Nebraska has had 31 head football coaches over the past 117 years. Of those, 21 won their first game as head coach at Nebraska, nine opened with losses and one (Dana Bible) tied his initial contest. While no one knows exactly what we can expect under Bo Pelini, we saw him win his first game as head coach of the Huskers.
History tells us that’s far better than the alternative.
Debut winners went a combined 711-219-26 over their careers. Losers on the other hand went a combined 44-96-6. Bible looked like the winners going 50-15-7. Given those choices, it’s good to know that Pelini’s Alamo Bowl win as interim head coach in 2003 puts him with the winners.
Simply winning the first game doesn’t guarantee a great career. Bill Glassford went 31-35-3 in his Nebraska career and Pete Elliot went 4-6 in his only year. The other 19 head coaches all finished with more wins than losses, including the last four: Bob Devaney, Tom Osborne, Frank Solich, and Bill Callahan.
But expectations at Nebraska are higher than simply more wins that losses. Frank Solich’s 0.753 winning percentage wasn’t enough to keep him employed. But what about another measuring stick — winning your first bowl game?

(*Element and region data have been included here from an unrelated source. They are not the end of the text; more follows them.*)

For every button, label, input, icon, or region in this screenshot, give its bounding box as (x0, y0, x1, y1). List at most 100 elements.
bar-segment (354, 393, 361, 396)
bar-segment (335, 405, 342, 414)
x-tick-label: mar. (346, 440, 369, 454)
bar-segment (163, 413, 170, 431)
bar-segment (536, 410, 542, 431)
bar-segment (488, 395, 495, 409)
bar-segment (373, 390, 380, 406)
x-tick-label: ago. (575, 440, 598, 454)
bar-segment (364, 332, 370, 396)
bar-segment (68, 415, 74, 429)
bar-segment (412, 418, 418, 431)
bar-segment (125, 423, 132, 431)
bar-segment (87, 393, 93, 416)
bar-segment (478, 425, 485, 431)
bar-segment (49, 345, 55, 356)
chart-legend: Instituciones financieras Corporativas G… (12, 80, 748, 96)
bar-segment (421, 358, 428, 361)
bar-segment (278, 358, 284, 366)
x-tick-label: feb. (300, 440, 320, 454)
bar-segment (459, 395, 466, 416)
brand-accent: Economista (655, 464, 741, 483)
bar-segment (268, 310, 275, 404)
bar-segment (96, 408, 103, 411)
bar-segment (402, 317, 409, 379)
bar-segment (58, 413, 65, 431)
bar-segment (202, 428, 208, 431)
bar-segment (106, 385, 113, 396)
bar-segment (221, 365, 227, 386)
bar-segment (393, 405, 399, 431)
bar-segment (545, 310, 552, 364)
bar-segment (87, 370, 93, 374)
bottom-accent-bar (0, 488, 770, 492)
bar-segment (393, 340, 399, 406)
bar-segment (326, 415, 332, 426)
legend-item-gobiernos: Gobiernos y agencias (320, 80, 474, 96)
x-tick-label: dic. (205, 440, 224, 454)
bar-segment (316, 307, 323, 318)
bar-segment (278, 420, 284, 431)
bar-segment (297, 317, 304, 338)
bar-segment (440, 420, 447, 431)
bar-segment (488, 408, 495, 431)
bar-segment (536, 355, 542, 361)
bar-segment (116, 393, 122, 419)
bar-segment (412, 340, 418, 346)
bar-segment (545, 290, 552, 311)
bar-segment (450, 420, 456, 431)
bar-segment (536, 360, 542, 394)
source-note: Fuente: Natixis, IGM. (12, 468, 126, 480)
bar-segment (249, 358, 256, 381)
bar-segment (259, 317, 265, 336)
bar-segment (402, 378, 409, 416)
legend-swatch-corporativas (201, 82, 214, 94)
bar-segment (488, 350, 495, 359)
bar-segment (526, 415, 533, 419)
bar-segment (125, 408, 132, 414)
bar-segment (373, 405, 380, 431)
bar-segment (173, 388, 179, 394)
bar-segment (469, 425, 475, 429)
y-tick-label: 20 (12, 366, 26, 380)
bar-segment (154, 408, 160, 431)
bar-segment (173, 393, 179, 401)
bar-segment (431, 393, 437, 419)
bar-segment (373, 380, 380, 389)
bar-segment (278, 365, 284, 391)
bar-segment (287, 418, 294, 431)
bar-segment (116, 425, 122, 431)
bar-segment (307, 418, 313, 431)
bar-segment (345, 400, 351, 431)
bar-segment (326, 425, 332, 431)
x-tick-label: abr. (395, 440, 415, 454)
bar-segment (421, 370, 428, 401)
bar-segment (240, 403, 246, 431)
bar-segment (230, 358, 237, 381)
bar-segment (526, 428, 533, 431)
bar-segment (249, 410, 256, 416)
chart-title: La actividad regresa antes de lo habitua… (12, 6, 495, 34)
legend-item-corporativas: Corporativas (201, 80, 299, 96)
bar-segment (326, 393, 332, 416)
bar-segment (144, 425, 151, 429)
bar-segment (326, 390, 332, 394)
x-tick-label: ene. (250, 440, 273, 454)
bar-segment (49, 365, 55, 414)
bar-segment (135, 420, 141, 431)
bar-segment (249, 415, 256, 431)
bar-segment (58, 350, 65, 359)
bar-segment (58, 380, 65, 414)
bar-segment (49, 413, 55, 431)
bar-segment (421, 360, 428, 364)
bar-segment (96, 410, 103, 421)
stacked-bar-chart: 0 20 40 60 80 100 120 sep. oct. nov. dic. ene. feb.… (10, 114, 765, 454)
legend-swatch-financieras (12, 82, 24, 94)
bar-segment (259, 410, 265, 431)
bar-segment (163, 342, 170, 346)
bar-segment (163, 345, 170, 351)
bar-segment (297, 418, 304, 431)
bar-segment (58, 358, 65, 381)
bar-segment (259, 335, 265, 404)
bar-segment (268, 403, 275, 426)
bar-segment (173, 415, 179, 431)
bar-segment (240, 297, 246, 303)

That’s a much more select group that includes only Pelini, Osborne, Devaney, and Callahan. The four coaches have a combined 384-91-5 record. Restrict it to coaches in bowls in their first seasons and you get Osborne, Devaney, and Pelini. Not a bad mix. That would give you 357-69-5, five national championships, and about 21 conference championships.
Of course, Pelini’s Alamo Bowl win doesn’t really guarantee any of those things but it does exclude him from a list that includes all of people that went below 0.400 in their Nebraska careers. That’s the kind of company we all want him to avoid.